Il Mago di Turi ne era convinto: «I più deboli possono sempre battere i più forti». Ed è anche per questa ragione che Oronzo Pugliese è ricordato ancora oggi come il "mago dei poveri". Quello dei ricchi aveva l'accento argentino di Helenio Herrera.
E fu proprio battendo la Grande Inter dei Sarti, Burgnich, Facchetti, eccetera, eccetera che il vero Oronzo del pallone nostrano si guadagnò quel soprannome. Il 31 gennaio del 1965 i nerazzurri campioni di tutto scesero allo Zaccheria di Foggia, ospite della bella sorpresa del campionato di Serie A che, dopo essere passata in vantaggio di due reti, si era fatta raggiungere sul 2-2 da Luisito Suarez e compagni.
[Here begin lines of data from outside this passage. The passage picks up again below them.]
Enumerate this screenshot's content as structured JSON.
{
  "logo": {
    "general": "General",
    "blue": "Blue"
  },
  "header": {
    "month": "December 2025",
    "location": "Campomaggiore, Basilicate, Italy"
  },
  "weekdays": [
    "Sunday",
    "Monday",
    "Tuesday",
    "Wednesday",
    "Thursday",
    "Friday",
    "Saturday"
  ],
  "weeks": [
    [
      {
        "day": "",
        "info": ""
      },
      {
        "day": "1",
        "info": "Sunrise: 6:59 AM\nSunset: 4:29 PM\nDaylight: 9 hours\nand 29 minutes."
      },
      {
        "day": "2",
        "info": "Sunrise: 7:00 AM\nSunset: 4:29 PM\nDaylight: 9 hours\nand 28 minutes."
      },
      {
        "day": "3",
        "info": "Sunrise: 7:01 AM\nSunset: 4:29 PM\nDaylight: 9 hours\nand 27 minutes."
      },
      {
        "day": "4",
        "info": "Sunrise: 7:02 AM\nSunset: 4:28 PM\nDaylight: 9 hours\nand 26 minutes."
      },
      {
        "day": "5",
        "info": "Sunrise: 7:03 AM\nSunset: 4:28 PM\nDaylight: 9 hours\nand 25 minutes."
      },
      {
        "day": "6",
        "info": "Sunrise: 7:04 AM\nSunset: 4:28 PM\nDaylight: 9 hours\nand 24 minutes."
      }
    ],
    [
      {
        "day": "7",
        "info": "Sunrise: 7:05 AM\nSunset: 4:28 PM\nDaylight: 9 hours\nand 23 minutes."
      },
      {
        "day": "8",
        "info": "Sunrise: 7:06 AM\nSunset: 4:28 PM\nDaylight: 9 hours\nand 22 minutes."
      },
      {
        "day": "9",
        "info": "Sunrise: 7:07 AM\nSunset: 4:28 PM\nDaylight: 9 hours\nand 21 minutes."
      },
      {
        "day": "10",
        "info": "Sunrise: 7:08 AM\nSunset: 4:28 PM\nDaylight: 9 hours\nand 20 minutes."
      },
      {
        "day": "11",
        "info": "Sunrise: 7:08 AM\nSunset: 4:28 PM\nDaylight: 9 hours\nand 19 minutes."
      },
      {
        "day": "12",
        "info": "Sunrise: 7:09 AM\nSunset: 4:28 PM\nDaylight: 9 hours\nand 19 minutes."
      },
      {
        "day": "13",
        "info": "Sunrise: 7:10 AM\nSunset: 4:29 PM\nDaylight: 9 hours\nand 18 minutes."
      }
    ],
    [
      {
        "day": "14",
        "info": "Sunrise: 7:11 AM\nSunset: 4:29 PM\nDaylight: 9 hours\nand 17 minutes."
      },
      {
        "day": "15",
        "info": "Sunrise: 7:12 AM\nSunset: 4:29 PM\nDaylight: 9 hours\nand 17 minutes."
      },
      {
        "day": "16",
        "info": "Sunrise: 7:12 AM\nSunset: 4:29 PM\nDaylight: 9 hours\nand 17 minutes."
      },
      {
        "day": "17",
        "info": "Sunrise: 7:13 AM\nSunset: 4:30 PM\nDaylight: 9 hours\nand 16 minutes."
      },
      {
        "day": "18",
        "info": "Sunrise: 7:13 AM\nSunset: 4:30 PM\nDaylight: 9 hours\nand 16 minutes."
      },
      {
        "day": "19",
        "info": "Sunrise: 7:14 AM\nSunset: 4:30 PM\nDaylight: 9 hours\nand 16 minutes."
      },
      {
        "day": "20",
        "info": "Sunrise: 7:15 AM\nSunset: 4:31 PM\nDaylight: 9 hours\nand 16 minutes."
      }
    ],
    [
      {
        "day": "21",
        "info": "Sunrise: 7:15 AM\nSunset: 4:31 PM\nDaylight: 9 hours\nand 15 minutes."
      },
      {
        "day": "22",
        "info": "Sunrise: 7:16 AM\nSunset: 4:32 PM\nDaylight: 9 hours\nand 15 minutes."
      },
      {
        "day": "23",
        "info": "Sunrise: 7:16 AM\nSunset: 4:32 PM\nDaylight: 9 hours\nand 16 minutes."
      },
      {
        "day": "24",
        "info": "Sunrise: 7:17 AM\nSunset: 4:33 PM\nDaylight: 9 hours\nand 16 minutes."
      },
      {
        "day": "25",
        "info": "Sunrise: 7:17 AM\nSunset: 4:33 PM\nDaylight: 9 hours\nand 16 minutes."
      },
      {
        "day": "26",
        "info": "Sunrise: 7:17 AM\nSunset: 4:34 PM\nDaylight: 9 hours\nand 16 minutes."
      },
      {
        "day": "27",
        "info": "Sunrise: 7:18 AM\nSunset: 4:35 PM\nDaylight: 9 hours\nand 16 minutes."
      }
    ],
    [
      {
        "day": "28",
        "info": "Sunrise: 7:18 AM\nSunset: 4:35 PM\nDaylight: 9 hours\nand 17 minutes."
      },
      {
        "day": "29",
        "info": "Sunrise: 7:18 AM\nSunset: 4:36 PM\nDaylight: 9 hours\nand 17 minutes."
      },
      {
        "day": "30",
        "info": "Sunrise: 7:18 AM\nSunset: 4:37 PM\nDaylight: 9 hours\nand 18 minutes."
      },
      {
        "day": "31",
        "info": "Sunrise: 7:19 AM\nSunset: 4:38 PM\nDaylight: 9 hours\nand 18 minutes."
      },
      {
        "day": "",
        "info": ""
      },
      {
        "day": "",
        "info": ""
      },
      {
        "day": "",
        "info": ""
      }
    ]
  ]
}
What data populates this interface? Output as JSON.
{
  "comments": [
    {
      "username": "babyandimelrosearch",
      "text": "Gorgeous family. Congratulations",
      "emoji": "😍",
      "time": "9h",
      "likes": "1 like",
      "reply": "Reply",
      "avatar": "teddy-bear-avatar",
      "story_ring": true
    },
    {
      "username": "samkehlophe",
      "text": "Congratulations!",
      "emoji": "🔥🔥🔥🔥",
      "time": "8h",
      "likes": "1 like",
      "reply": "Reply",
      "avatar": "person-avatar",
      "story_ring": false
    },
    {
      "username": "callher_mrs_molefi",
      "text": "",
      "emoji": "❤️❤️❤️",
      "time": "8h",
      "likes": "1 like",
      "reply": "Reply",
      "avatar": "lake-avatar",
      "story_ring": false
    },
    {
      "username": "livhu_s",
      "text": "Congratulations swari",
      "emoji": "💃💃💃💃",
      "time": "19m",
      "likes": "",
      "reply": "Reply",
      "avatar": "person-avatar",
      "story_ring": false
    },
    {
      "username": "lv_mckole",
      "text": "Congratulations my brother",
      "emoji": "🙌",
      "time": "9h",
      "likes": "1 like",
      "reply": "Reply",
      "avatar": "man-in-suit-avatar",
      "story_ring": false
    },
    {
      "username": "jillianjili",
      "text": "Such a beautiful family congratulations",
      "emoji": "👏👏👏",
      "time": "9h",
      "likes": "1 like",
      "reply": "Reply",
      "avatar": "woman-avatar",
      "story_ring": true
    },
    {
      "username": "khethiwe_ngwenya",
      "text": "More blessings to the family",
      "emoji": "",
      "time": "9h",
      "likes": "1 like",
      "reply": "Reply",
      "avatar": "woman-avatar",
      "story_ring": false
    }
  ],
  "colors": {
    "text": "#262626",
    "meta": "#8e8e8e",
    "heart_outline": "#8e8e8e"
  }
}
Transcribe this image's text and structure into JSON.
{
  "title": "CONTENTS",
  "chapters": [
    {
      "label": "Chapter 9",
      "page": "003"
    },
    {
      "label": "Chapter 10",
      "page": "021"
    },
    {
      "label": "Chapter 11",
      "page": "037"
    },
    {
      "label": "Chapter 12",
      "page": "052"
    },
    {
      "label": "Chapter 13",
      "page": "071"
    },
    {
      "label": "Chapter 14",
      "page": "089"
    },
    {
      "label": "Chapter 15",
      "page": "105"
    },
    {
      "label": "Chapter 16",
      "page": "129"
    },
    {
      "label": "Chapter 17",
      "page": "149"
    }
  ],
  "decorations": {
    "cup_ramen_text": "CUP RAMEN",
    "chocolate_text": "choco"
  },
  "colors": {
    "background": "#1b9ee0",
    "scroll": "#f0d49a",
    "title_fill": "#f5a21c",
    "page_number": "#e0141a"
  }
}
Poco male, mentre in panchina Pugliese si mangiava letteralmente le mani, i suoi uomini riuscirono a sferrare la stoccata decisiva grazie al guizzo di Cosimo Nocera, il suo Aristoteles. Don Oronzo impazzì di gioia meritandosi il giallo: «Bisogna essere fatti di roccia per non sentirsi spinti a invadere il campo e abbracciare i miei 'picciotti'». Perché il tecnico a cui Sergio Martino e Lino Banfi si ispirano per il loro 'L'allenatore nel pallone' i suoi calciatori li chiamava così.
Oronzo Pugliese, il mago dei poveri
Pugliese di nome e di nascita. La sua prima esperienza in panchina arrivò in Sicilia a Lentini dove la sua paga mensile, parliamo del 1939, era di 15 lire e una cesta di arance siciliane. Li trattava come figli, i suoi picciotti. E da padre severo qual era si prendeva lussi impensabili oggi. Come quando portò al cinema la squadra e vedendo uno dei suoi calciatori fumare si avvicinò da dietro e gli diede due sonore sberle per poi accorgersi che non era uno dei suoi picciotti. O come quando fu sorpreso da un suo giocatore mentre era sdraiato a terra nel corridoio dell'hotel dove la sua squadra era in ritiro: «Sto facendo le flessioni», rispose prontamente. In realtà stava origliando.